I looked at my aunt; her regards were still fixed upon me, but they did not interfere with her habit of chewing cloves, flagroot, or grains of rice. If these articles were not at hand, she chewed a small chip.
‘Aunt Merce, poor Hepburn chewed his shoes, when he was at Davis’s Straits.’
‘Mary, look at that child’s stockings.’
The disjointed speech is a foretaste of Ivy Compton-Burnett. Cassandra exploits peculiarity as a social accomplishment – ‘I became eccentric for eccentricity’s sake.’ But she grows up, and learns better. ‘Women do keep stupid a long time; but I think they are capable of growth, beyond the period when men cease to grow or change.’

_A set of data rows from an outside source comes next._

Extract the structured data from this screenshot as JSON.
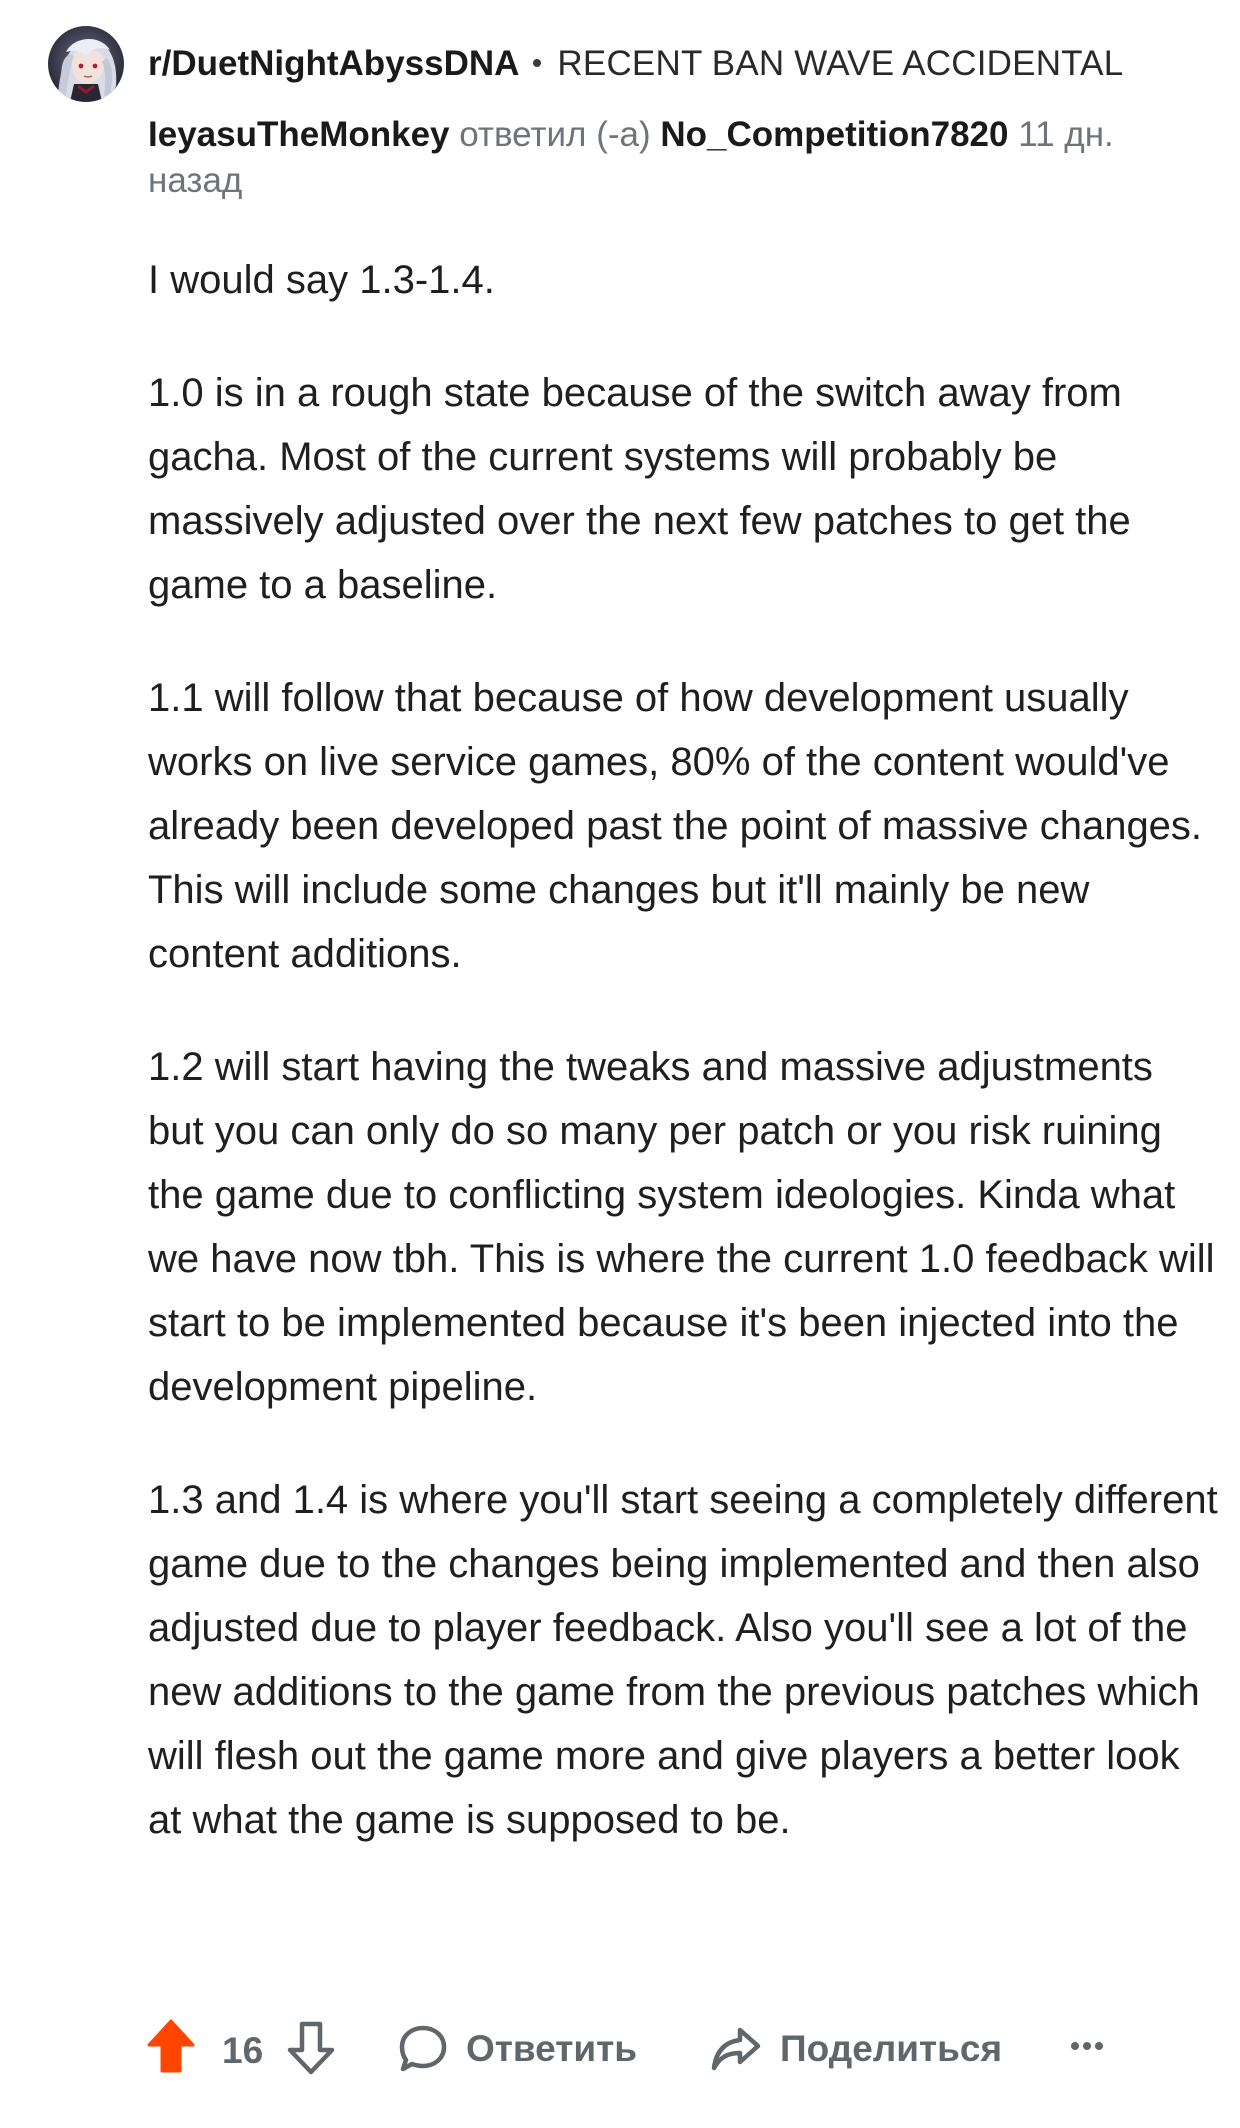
{
  "header": {
    "subreddit": "r/DuetNightAbyssDNA",
    "post_title": "RECENT BAN WAVE ACCIDENTAL",
    "author": "IeyasuTheMonkey",
    "replied_text": "ответил (-а)",
    "replied_to": "No_Competition7820",
    "time_ago": "11 дн. назад"
  },
  "body": {
    "paragraphs": [
      "I would say 1.3-1.4.",
      "1.0 is in a rough state because of the switch away from gacha. Most of the current systems will probably be massively adjusted over the next few patches to get the game to a baseline.",
      "1.1 will follow that because of how development usually works on live service games, 80% of the content would've already been developed past the point of massive changes. This will include some changes but it'll mainly be new content additions.",
      "1.2 will start having the tweaks and massive adjustments but you can only do so many per patch or you risk ruining the game due to conflicting system ideologies. Kinda what we have now tbh. This is where the current 1.0 feedback will start to be implemented because it's been injected into the development pipeline.",
      "1.3 and 1.4 is where you'll start seeing a completely different game due to the changes being implemented and then also adjusted due to player feedback. Also you'll see a lot of the new additions to the game from the previous patches which will flesh out the game more and give players a better look at what the game is supposed to be."
    ]
  },
  "actions": {
    "vote_count": "16",
    "reply_label": "Ответить",
    "share_label": "Поделиться"
  },
  "icons": {
    "upvote": "upvote-arrow-icon",
    "downvote": "downvote-arrow-icon",
    "reply": "speech-bubble-icon",
    "share": "share-arrow-icon",
    "more": "more-dots-icon"
  },
  "colors": {
    "upvote_active": "#ff4500",
    "muted": "#6e7479",
    "text": "#1a1a1b"
  }
}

Stoddard’s second novel, Two Men, appeared in 1865. Here the viewpoint is resolutely masculine, but it is the women who are best able to understand their own lives – ‘she is a woman who has been taught by her passion,’ the hero remarks of one characteristically robust example. Only a stoical acceptance of loss, together with the courage to accept moral responsibility, can allow such women to develop. ‘It is best for us to continue in the belief that Eve actually ate an apple, and immediately ruined Adam in consequence! I like this belief, too, it speaks so well for the progressive power of women.’

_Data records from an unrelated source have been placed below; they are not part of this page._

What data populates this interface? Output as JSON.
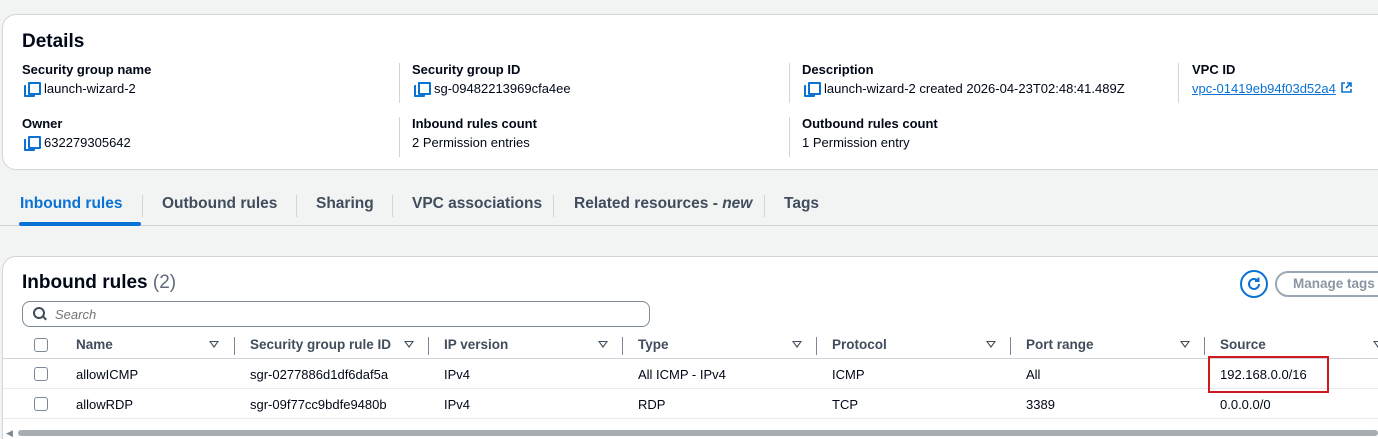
{
  "details": {
    "title": "Details",
    "fields": {
      "sg_name": {
        "label": "Security group name",
        "value": "launch-wizard-2"
      },
      "sg_id": {
        "label": "Security group ID",
        "value": "sg-09482213969cfa4ee"
      },
      "description": {
        "label": "Description",
        "value": "launch-wizard-2 created 2026-04-23T02:48:41.489Z"
      },
      "vpc_id": {
        "label": "VPC ID",
        "value": "vpc-01419eb94f03d52a4"
      },
      "owner": {
        "label": "Owner",
        "value": "632279305642"
      },
      "inbound_count": {
        "label": "Inbound rules count",
        "value": "2 Permission entries"
      },
      "outbound_count": {
        "label": "Outbound rules count",
        "value": "1 Permission entry"
      }
    }
  },
  "tabs": [
    {
      "label": "Inbound rules",
      "active": true
    },
    {
      "label": "Outbound rules"
    },
    {
      "label": "Sharing"
    },
    {
      "label": "VPC associations"
    },
    {
      "label": "Related resources - ",
      "badge": "new"
    },
    {
      "label": "Tags"
    }
  ],
  "rules": {
    "title": "Inbound rules",
    "count": "(2)",
    "manage_tags_label": "Manage tags",
    "search_placeholder": "Search",
    "columns": [
      "Name",
      "Security group rule ID",
      "IP version",
      "Type",
      "Protocol",
      "Port range",
      "Source"
    ],
    "rows": [
      {
        "name": "allowICMP",
        "rule_id": "sgr-0277886d1df6daf5a",
        "ip_version": "IPv4",
        "type": "All ICMP - IPv4",
        "protocol": "ICMP",
        "port_range": "All",
        "source": "192.168.0.0/16"
      },
      {
        "name": "allowRDP",
        "rule_id": "sgr-09f77cc9bdfe9480b",
        "ip_version": "IPv4",
        "type": "RDP",
        "protocol": "TCP",
        "port_range": "3389",
        "source": "0.0.0.0/0"
      }
    ]
  },
  "colors": {
    "accent": "#0972d3",
    "highlight": "#d0191f"
  },
  "icons": [
    "copy-icon",
    "external-link-icon",
    "refresh-icon",
    "search-icon",
    "sort-icon",
    "checkbox"
  ]
}
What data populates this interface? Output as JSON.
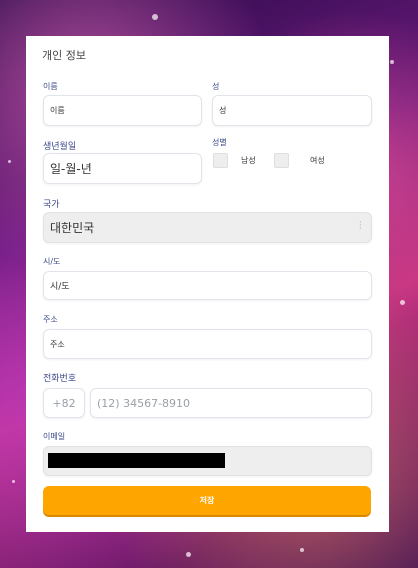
{
  "form": {
    "title": "개인 정보",
    "first_name": {
      "label": "이름",
      "placeholder": "이름"
    },
    "last_name": {
      "label": "성",
      "placeholder": "성"
    },
    "birthdate": {
      "label": "생년월일",
      "placeholder": "일-월-년"
    },
    "gender": {
      "label": "성별",
      "options": [
        "남성",
        "여성"
      ]
    },
    "country": {
      "label": "국가",
      "value": "대한민국"
    },
    "city": {
      "label": "시/도",
      "value": "시/도"
    },
    "address": {
      "label": "주소",
      "placeholder": "주소"
    },
    "phone": {
      "label": "전화번호",
      "code": "+82",
      "placeholder": "(12) 34567-8910"
    },
    "email": {
      "label": "이메일",
      "value": ""
    },
    "save_label": "저장"
  },
  "colors": {
    "accent": "#ffa500",
    "label": "#3c4a8a"
  },
  "icons": {
    "select": "vertical-dots-icon"
  }
}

Such convictions did nothing to reassure conventionally minded readers, and the storms of misfortune that frequently assaulted her characters made the books still more unnerving. ‘There is something appalling behind the screen of everyday life, countenance, custom, clothes,’ Stoddard remarks in one of the bleaker moments in the generally cheerless Two Men. Only her steady confidence in the recuperative powers of stricken lives might have been taken as compensation. Stoddard had plenty of experience of such resilience. Her father had made a precarious living as a merchant and shipbuilder and was bankrupted several times, regaining his footing over and over again. Business failures are common in her fiction, but rarely seen as final. Her husband worked hard to make a name for himself with his sub-Keatsian poetry, but nothing came of it. The death of children was harder to accept. The Stoddards had three sons, losing one as a baby, and another at the age of six. The third boy, Lorimer, followed his parents into the literary profession and had some success as a playwright (he adapted Tess of the D’Urbervilles for the New York stage). But he died at the age of 38. Young people often don’t survive in Stoddard’s fiction, and even here she refuses the temptation to sentimentalise.

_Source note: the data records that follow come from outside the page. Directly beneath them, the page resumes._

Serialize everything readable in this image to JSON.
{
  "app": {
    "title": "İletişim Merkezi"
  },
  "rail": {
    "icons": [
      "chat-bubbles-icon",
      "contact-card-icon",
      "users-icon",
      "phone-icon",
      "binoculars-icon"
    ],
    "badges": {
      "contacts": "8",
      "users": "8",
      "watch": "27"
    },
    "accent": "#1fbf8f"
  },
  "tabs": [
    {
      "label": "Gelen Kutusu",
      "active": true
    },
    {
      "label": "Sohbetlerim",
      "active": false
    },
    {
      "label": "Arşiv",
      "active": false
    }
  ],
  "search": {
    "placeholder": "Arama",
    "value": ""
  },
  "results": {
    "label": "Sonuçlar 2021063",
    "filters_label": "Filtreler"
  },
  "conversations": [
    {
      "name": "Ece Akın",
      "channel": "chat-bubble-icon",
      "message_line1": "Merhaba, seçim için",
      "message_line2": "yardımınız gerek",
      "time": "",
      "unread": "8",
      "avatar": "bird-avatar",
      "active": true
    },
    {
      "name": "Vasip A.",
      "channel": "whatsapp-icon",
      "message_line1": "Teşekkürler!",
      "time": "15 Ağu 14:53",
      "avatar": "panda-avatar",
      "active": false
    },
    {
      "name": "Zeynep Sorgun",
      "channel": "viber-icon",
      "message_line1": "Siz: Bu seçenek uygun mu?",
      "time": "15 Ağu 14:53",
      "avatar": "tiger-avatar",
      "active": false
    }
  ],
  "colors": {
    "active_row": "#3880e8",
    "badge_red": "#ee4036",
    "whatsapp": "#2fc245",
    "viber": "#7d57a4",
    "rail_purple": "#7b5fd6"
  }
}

Temple House, the last of her three novels, was published in 1867. The ungovernable girl Tempe is involved in a railway accident with her husband, John Darke. Darke’s father brings the news to Tempe’s mother, Roxalana, and her dour friend Argus. But there has been a mistake: it turns out to be Darke who has been killed, not Tempe:
A bright smile burst over Roxalana’s face, and even the iron countenance of Argus lightened.
‘I say,’ cried Mr Darke, in a loud, angry, tearless voice, for he noticed the effect of his words, ‘to me it is dreadful!’
This is not meant to be a repellent moment: the exercise of sympathy counts for nothing in Stoddard’s scale of moral values. What she respected was ‘the wonderful talent of self-ownership which belonged to Argus and Roxalana’. Roxalana’s habitually ‘hard, rude speech’ is felt ‘like a salt breeze, wholesome because so utterly sincere’. But for a readership which had learned to revere Harriet Beecher Stowe and George Eliot, the effect was chilling.
Stoddard’s power is more evident in her stories than the novels. Her pitiless strategies acquire an even sharper edge without the need to cope with the complexities of a sustained plot. First published in various New York journals between 1859 and the 1890s, notably Harper’s New Monthly Magazine, the Independent, the New York Saturday Press and Aldine, few have been reprinted since. Opfermann and Roth’s valuable new collection gives a broad sample of Stoddard’s regionalist tales, together with her deconstructions of romantic traditions (here unseductively entitled ‘“A Wonderful Promise of Misery”: Stories of Love and Other Disappointments’). She persistently and sometimes melodramatically questions the happy endings of most magazine stories of the period. ‘Our Christmas Party’ feels like a cosy reminiscence of childhood festivities, until one of the elderly guests is discovered dead: ‘her eyes were wide open, and her hands were clenched; her yarn was broken, the ball had rolled on the floor; the snuff-box had fallen from her lap, and the spilled snuff made me sneeze violently.’ ‘Uncle Zeb’ gives a matter-of-fact account of a family’s crash (‘So we were ruined’ – a representative Stoddard sentence) and subsequent recovery, alongside the spectacular disintegration of the dashing entrepreneur Zeb, whose penchant for experimental drinking takes several unfortunate turns: ‘Cloudy tumblers stood on the shelves with curious mixtures in them, – a sediment of rhubarb overlaid with brandy, or gin and senna, or pounded Brandreth’s pills in Jamaica rum.’ ‘Mrs Jed and the Evolution of our Shanghais’ is more cheerful, and describes two sisters’ determined and finally successful attempts to establish a pure white strain of poultry – ‘as white as the gulls which swooped over our harbour’. These dazzling hens provide the sisters with a livelihood. But they don’t really take to their fancy new birds: ‘We did not own that we missed the pleasant, gentle old brood, nor that we failed to feel any affectionate solicitude for the new; but it was true.’ In the unmerited status of the carefully bred fowls, Stoddard may be hinting her disapproval of contemporary assumptions about race.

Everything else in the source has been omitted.